The Problem (Q-score 8, ranked #79th of 95 in the VBA Core archive)
The scenario as originally posted in 2013
I’ve used a routine for years to put a plain text string into the clipboard that I can paste into another program such as:
targetData.SetText "This is a plain text string"
targetData.PutInClipboard
When I use this in Excel Office 2013 the data isn’t in the clipboard and therefore I can’t paste it. This never happened in prior versions.
Under closer inspection I’ve found that the string does go to the clipboard but as “System String” but not as “Text” or “Unicode Text”.
BUT… about 10% of the time it acutally works as it should putting the string into the clipboard as “Text”.
Any ideas??
Why this Access DoCmd / Recordset path keeps breaking
The scenario uses DoCmd or OpenRecordset, both of which are notorious for bubbling silent failures when the source query has uncommitted changes. The question captures a common debugging dead-end in VBA Core.
The Verified Solution — niche answer (below median) (+4)
5-line VBA Core pattern (copy-ready)
user2140261’s comment is the correct solution:
How to: Send Information to the Clipboard
(The following is just copied from the above link)
If you need to copy the contents of the active control on a form or report to the Clipboard, you only need this code:
Private Sub cmdCopy_Click()
Me!txtNotes.SetFocus
DoCmd.RunCommand acCmdCopy
End Sub
However, this the replacement you need for your old routine:
1. Create a module, name it “WinAPI” or something, put this code in it:
Declare Function GlobalUnlock Lib "kernel32" (ByVal hMem As Long) As Long
Declare Function GlobalLock Lib "kernel32" (ByVal hMem As Long) As Long
Declare Function GlobalAlloc Lib "kernel32" (ByVal wFlags As Long, ByVal dwBytes As Long) As Long
Declare Function CloseClipboard Lib "User32" () As Long
Declare Function OpenClipboard Lib "User32" (ByVal hwnd As Long) As Long
Declare Function EmptyClipboard Lib "User32" () As Long
Declare Function lstrcpy Lib "kernel32" (ByVal lpString1 As Any, ByVal lpString2 As Any) As Long
Declare Function SetClipboardData Lib "User32" (ByVal wFormat As Long, ByVal hMem As Long) As Long
Public Const GHND = &H42
Public Const CF_TEXT = 1
Public Const MAXSIZE = 4096
2. In the module where your old routine is defined, replace your old routine with this code:
Function ClipBoard_SetData(MyString As String)
Dim hGlobalMemory As Long, lpGlobalMemory As Long
Dim hClipMemory As Long, X As Long
' Allocate moveable global memory.
'-------------------------------------------
hGlobalMemory = GlobalAlloc(GHND, Len(MyString) + 1)
' Lock the block to get a far pointer
' to this memory.
lpGlobalMemory = GlobalLock(hGlobalMemory)

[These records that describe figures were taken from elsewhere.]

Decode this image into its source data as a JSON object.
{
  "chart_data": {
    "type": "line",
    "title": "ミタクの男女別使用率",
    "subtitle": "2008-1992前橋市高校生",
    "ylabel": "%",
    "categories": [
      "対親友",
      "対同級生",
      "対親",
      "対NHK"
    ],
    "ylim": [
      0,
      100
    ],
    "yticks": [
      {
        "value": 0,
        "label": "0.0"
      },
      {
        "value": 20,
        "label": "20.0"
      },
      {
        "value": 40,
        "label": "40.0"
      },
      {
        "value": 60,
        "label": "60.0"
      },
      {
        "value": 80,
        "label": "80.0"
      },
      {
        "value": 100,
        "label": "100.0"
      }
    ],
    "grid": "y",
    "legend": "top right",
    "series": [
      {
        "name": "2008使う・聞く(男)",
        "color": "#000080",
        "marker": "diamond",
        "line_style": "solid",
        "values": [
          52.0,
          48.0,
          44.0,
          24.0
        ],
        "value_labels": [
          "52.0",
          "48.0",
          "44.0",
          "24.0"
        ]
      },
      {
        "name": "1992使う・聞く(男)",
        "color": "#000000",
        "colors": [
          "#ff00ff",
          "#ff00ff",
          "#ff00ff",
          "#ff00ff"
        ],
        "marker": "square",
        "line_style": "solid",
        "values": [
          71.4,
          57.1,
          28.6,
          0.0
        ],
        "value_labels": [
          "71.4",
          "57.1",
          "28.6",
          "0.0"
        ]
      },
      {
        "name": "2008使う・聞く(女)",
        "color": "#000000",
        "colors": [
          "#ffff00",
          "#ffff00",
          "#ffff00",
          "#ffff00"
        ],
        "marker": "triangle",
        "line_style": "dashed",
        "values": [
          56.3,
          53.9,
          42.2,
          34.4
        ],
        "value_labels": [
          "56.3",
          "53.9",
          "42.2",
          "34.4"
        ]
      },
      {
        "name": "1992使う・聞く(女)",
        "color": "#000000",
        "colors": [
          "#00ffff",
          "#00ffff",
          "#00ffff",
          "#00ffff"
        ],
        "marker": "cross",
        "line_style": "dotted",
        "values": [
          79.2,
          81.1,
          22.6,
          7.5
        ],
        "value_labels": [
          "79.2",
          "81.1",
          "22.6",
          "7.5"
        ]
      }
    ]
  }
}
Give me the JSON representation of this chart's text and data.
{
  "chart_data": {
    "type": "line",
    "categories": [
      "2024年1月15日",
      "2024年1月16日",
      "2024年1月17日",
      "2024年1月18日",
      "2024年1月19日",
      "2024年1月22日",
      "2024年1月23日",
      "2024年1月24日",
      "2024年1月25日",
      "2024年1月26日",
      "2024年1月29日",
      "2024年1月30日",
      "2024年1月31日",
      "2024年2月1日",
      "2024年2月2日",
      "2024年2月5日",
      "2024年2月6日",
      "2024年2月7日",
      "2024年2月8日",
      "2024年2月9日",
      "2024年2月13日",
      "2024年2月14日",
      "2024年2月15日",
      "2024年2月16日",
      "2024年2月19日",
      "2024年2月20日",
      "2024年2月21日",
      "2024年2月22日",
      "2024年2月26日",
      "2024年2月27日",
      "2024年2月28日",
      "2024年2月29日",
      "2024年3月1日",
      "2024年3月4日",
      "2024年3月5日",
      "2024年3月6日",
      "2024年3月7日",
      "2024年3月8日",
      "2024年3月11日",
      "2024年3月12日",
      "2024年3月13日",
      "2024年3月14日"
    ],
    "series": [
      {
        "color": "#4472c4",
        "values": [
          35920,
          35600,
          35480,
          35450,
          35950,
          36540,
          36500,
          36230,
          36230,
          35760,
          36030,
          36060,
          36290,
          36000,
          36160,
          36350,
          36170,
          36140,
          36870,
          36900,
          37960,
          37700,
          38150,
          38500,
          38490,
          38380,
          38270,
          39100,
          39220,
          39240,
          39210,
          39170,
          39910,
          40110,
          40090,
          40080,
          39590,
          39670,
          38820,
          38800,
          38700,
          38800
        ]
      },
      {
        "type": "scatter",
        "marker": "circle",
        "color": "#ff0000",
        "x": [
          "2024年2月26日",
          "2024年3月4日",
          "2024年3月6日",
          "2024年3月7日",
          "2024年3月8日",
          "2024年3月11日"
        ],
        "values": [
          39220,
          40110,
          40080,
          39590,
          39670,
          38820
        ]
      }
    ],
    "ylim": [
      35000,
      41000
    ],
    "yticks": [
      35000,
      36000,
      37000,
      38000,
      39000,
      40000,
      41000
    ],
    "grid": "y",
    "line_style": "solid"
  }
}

' Copy the string to this global memory.
lpGlobalMemory = lstrcpy(lpGlobalMemory, MyString)
' Unlock the memory.
If GlobalUnlock(hGlobalMemory) <> 0 Then
MsgBox "Could not unlock memory location. Copy aborted."
GoTo OutOfHere2
End If
' Open the Clipboard to copy data to.
If OpenClipboard(0&) = 0 Then
MsgBox "Could not open the Clipboard. Copy aborted."
Exit Function
End If
' Clear the Clipboard.
X = EmptyClipboard()
' Copy the data to the Clipboard.
hClipMemory = SetClipboardData(CF_TEXT, hGlobalMemory)
OutOfHere2:
If CloseClipboard() = 0 Then
MsgBox "Could not close Clipboard."
End If
End Function
3. Then, call it like this:
' doesn't work on Windows 8: targetData.SetText "This is a plain text string"
'doesn't work on Windows 8: targetData.PutInClipboard
ClipBoard_SetData ("This is a plain text string")
Error-handling details to lift with the snippet
This answer wires error flow through MsgBox / Err.Description. Keep that intact: stripping it to “make it cleaner” removes the signal you’ll need when the macro fails silently on a user machine.
When to Use It — classic (2013–2016)
Ranked #79th in its category — specialized fit
This pattern sits in the 97% tail relative to the top answer. Reach for it when your scenario closely matches the question title; otherwise browse the VBA Core archive for a higher-consensus alternative.
What changed between 2013 and 2026
The answer is 13 years old. The VBA Core object model has been stable across Office 2013, 2016, 2019, 2021, 365, and 2024/2026 LTSC, so the pattern still compiles. Changes that might affect you: 64-bit API declarations (use PtrSafe), blocked macros in downloaded files (Mark-of-the-Web), and the shift toward Office Scripts for web-first workflows.